Recalling your dog is one of the most important areas of training when it comes to safety.  But so many of us let it lapse once the puppy training is done or the training classes are finished. Then, we only rely on it in an emergency. So this post Dog Training – Recalling Your Dog is key in upbringing your dog in a good and responsible way.

And when a dog’s distracted by something exciting, that recall training from years ago may not work! Or the dog learns to associate you calling with only a negative consequence e.g. putting the lead on to go home.

So here are some tips for successful recall:

  • Practice regularly, at home and outside, with and without lead.  Make it a game.
  • Keep calm and always sound inviting, no matter what your dog is doing.  Why would your dog want to come to you if you sound angry? The panic and stress in your voice may even be interpreted by your dog as encouragement to carry on with what he/she is doing.
  • Always praise your dog for coming back to you, regardless of what happened before that.  It’s too late to tell them off for what’s already happened and it will not encourage them to return next time you call.  Consequences of actions have to be immediate. So for your dog, if the last thing you asked was for them to come back, they need praise/reward for doing that.
  • Do not follow your dog while calling to them at the same time – this confirms to your dog that you are following the chase that they have now created.  Either stay still or walk in the opposite direction as you call or if you have no alternative but to go and get your dog, don’t call out as you go.
  • Please don’t let your dog become a nuisance to other people and other dogs when off lead.  Your dog may be friendly, but not all dogs will be friendly back and not everyone will appreciate your dog as much as you do.  Keep an eye on what your dog is doing and where they are. And don’t forget that if your dog does a poo when off lead and some distance away from you-you still need to go and pick it up! See also this video about training a puppy the basics.
  • If you’re not confident that your dog will come back to you when you ask, and you’re in an open area with access to traffic, other people, other dogs etc,  then you must keep the lead on.  It is against the law not to be in control of your dog and may end in tragedy if you, your dog or someone else or their dog gets injured – or if your dog goes missing.

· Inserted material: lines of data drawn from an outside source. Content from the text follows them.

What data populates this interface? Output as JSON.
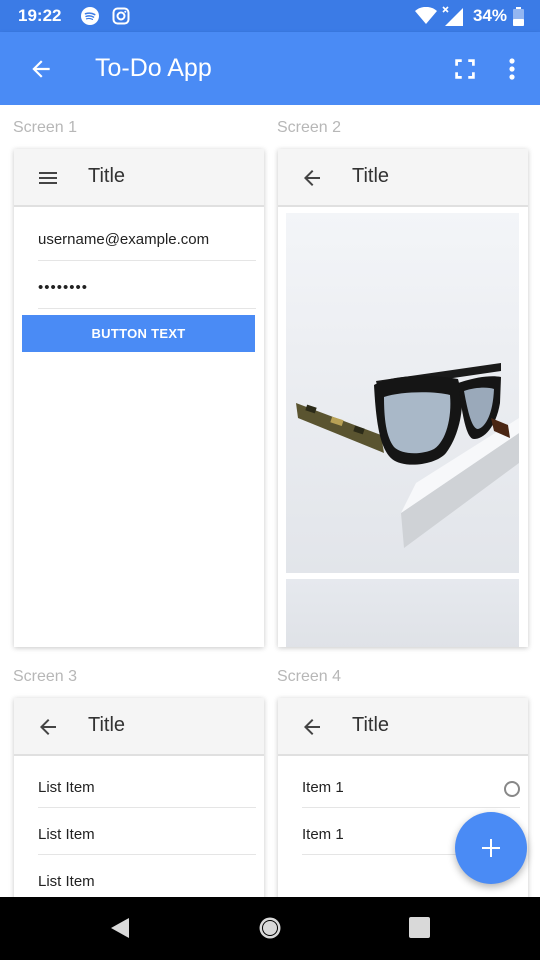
{
  "status_bar": {
    "time": "19:22",
    "battery": "34%",
    "icons": [
      "spotify-icon",
      "instagram-icon",
      "wifi-icon",
      "signal-icon",
      "battery-icon"
    ]
  },
  "app_bar": {
    "title": "To-Do App",
    "icons": [
      "back-arrow-icon",
      "fullscreen-icon",
      "more-vert-icon"
    ],
    "color": "#4a8bf5"
  },
  "screens": [
    {
      "label": "Screen 1",
      "toolbar_title": "Title",
      "toolbar_icon": "menu-icon",
      "email_value": "username@example.com",
      "password_value": "••••••••",
      "button_label": "BUTTON TEXT"
    },
    {
      "label": "Screen 2",
      "toolbar_title": "Title",
      "toolbar_icon": "back-arrow-icon",
      "image": "sunglasses-photo"
    },
    {
      "label": "Screen 3",
      "toolbar_title": "Title",
      "toolbar_icon": "back-arrow-icon",
      "items": [
        "List Item",
        "List Item",
        "List Item"
      ]
    },
    {
      "label": "Screen 4",
      "toolbar_title": "Title",
      "toolbar_icon": "back-arrow-icon",
      "items": [
        "Item 1",
        "Item 1"
      ]
    }
  ],
  "fab": {
    "icon": "plus-icon",
    "color": "#4a8bf5"
  },
  "nav_bar": {
    "icons": [
      "nav-back-icon",
      "nav-home-icon",
      "nav-recents-icon"
    ]
  }
}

Panting is a dog’s way of cooling down.  But it may also be a sign of stress or anxiety.  So dogs will pant when they are very hot, after very vigorous exercise or when they’re in pain and that’s normal.  Short-nosed dogs such as bulldogs and pugs often pant as part of their normal breathing.  But otherwise, your dog shouldn’t pant in normal situations or at a normal walking pace at a reasonable temperature. By the way, if you’re thinking about getting a dog, read this article about adopting a dog first!

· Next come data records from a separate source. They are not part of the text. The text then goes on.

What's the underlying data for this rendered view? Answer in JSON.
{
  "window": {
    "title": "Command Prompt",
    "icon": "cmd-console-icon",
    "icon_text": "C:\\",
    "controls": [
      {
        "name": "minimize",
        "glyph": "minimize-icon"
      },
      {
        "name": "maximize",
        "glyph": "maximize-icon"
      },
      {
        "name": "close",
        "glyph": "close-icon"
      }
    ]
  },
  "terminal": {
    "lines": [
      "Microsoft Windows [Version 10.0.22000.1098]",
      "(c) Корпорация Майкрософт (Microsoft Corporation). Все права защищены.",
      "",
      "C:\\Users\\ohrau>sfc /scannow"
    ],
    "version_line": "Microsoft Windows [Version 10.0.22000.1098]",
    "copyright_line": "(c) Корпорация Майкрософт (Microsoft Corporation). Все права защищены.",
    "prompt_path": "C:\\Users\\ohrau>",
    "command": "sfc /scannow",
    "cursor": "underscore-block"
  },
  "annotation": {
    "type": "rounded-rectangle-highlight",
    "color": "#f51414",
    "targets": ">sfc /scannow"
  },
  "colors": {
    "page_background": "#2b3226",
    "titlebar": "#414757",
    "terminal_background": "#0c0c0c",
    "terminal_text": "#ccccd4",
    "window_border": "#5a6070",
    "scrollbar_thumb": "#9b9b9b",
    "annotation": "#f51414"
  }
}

If your dog does pant on a leisurely walk, you may want to ask yourself if your dog is really enjoying that walk, or is your dog panting due to anxiety?  Everyone assumes that their dogs love going for walks but there’s a lot of things out there for a dog to worry about: traffic, other people, other dogs, bikes to name but a few.  If there are other signs such as pulling on the lead, lunging or barking at cars/people/dogs, you may need to consider that your dog’s not enjoying the walk as much as you think.  And just because he/she gets all excited, jumping around etc, when you get ready to go out, that doesn’t necessarily mean they’re looking forward to it – they’re simply getting ready, psyching themselves up for this big event.

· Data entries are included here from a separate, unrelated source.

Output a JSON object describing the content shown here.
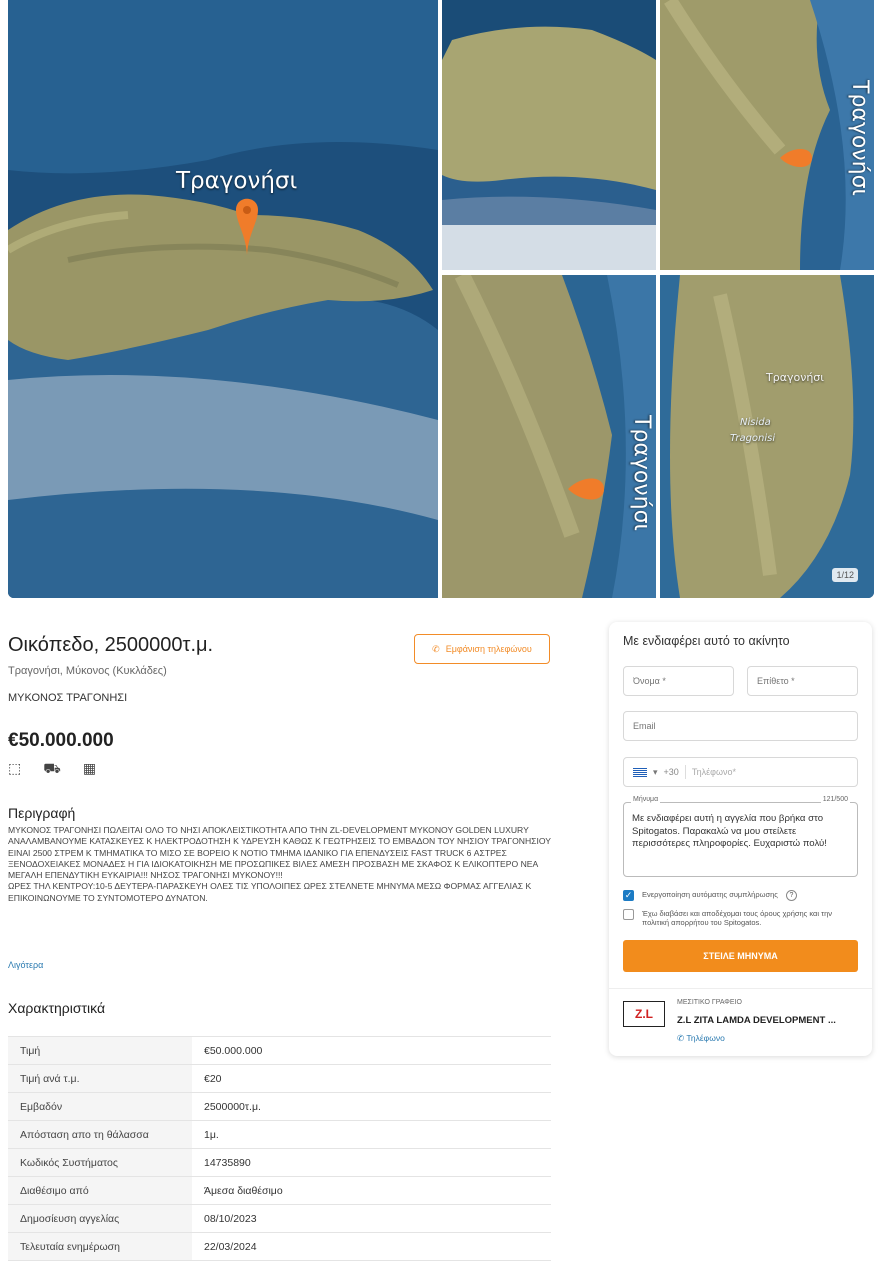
{
  "gallery": {
    "main_label": "Τραγονήσι",
    "tile_labels": [
      "Τραγονήσι",
      "Τραγονήσι",
      "Τραγονήσι",
      "Nisida",
      "Tragonisi"
    ],
    "photo_count": "1/12"
  },
  "listing": {
    "title": "Οικόπεδο, 2500000τ.μ.",
    "location": "Τραγονήσι, Μύκονος (Κυκλάδες)",
    "subtitle": "ΜΥΚΟΝΟΣ ΤΡΑΓΟΝΗΣΙ",
    "price": "€50.000.000",
    "phone_button": "Εμφάνιση τηλεφώνου",
    "feature_icons": [
      "area-icon",
      "tractor-icon",
      "building-plot-icon"
    ]
  },
  "description": {
    "heading": "Περιγραφή",
    "text": "ΜΥΚΟΝΟΣ ΤΡΑΓΟΝΗΣΙ ΠΩΛΕΙΤΑΙ ΟΛΟ ΤΟ ΝΗΣΙ ΑΠΟΚΛΕΙΣΤΙΚΟΤΗΤΑ ΑΠΟ ΤΗΝ ZL-DEVELOPMENT ΜΥΚΟΝΟΥ GOLDEN LUXURY ΑΝΑΛΑΜΒΑΝΟΥΜΕ ΚΑΤΑΣΚΕΥΕΣ Κ ΗΛΕΚΤΡΟΔΟΤΗΣΗ Κ ΥΔΡΕΥΣΗ ΚΑΘΩΣ Κ ΓΕΩΤΡΗΣΕΙΣ ΤΟ ΕΜΒΑΔΟΝ ΤΟΥ ΝΗΣΙΟΥ ΤΡΑΓΟΝΗΣΙΟΥ ΕΙΝΑΙ 2500 ΣΤΡΕΜ Κ ΤΜΗΜΑΤΙΚΑ ΤΟ ΜΙΣΟ ΣΕ ΒΟΡΕΙΟ Κ ΝΟΤΙΟ ΤΜΗΜΑ ΙΔΑΝΙΚΟ ΓΙΑ ΕΠΕΝΔΥΣΕΙΣ FAST TRUCK 6 ΑΣΤΡΕΣ ΞΕΝΟΔΟΧΕΙΑΚΕΣ ΜΟΝΑΔΕΣ Η ΓΙΑ ΙΔΙΟΚΑΤΟΙΚΗΣΗ ΜΕ ΠΡΟΣΩΠΙΚΕΣ ΒΙΛΕΣ ΑΜΕΣΗ ΠΡΟΣΒΑΣΗ ΜΕ ΣΚΑΦΟΣ Κ ΕΛΙΚΟΠΤΕΡΟ ΝΕΑ ΜΕΓΑΛΗ ΕΠΕΝΔΥΤΙΚΗ ΕΥΚΑΙΡΙΑ!!! ΝΗΣΟΣ ΤΡΑΓΟΝΗΣΙ ΜΥΚΟΝΟΥ!!!",
    "text2": "ΩΡΕΣ ΤΗΛ ΚΕΝΤΡΟΥ:10-5 ΔΕΥΤΕΡΑ-ΠΑΡΑΣΚΕΥΗ ΟΛΕΣ ΤΙΣ ΥΠΟΛΟΙΠΕΣ ΩΡΕΣ ΣΤΕΛΝΕΤΕ ΜΗΝΥΜΑ ΜΕΣΩ ΦΟΡΜΑΣ ΑΓΓΕΛΙΑΣ Κ ΕΠΙΚΟΙΝΩΝΟΥΜΕ ΤΟ ΣΥΝΤΟΜΟΤΕΡΟ ΔΥΝΑΤΟΝ.",
    "more_link": "Λιγότερα"
  },
  "specs": {
    "heading": "Χαρακτηριστικά",
    "rows": [
      {
        "label": "Τιμή",
        "value": "€50.000.000"
      },
      {
        "label": "Τιμή ανά τ.μ.",
        "value": "€20"
      },
      {
        "label": "Εμβαδόν",
        "value": "2500000τ.μ."
      },
      {
        "label": "Απόσταση απο τη θάλασσα",
        "value": "1μ."
      },
      {
        "label": "Κωδικός Συστήματος",
        "value": "14735890"
      },
      {
        "label": "Διαθέσιμο από",
        "value": "Άμεσα διαθέσιμο"
      },
      {
        "label": "Δημοσίευση αγγελίας",
        "value": "08/10/2023"
      },
      {
        "label": "Τελευταία ενημέρωση",
        "value": "22/03/2024"
      }
    ]
  },
  "contact": {
    "heading": "Με ενδιαφέρει αυτό το ακίνητο",
    "first_name_placeholder": "Όνομα *",
    "last_name_placeholder": "Επίθετο *",
    "email_placeholder": "Email",
    "country_code": "+30",
    "phone_placeholder": "Τηλέφωνο*",
    "message_label": "Μήνυμα",
    "message_count": "121/500",
    "message_text": "Με ενδιαφέρει αυτή η αγγελία που βρήκα στο Spitogatos. Παρακαλώ να μου στείλετε περισσότερες πληροφορίες. Ευχαριστώ πολύ!",
    "autofill_label": "Ενεργοποίηση αυτόματης συμπλήρωσης",
    "terms_label": "Έχω διαβάσει και αποδέχομαι τους όρους χρήσης και την πολιτική απορρήτου του Spitogatos.",
    "send_button": "ΣΤΕΙΛΕ ΜΗΝΥΜΑ",
    "agency_type": "ΜΕΣΙΤΙΚΟ ΓΡΑΦΕΙΟ",
    "agency_name": "Z.L ZITA LAMDA DEVELOPMENT ...",
    "agency_logo": "Z.L",
    "agency_phone": "Τηλέφωνο"
  },
  "colors": {
    "accent": "#f28c1c",
    "link": "#2a7ab0",
    "sea": "#1f5580",
    "land": "#9c9a6a"
  }
}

And while you might expect to see your dog panting while in an understandably stressful environment such as the vet’s waiting room, you shouldn’t expect to see them panting in other situations.  For example, getting in the car, visiting a friend’s house or having visitors in your house shouldn’t cause your dog stress.  If this is the case, you may want to consider getting advice so you can help your dog through these events and let him/her know that everything is fine, you’re in charge and there’s nothing to worry about.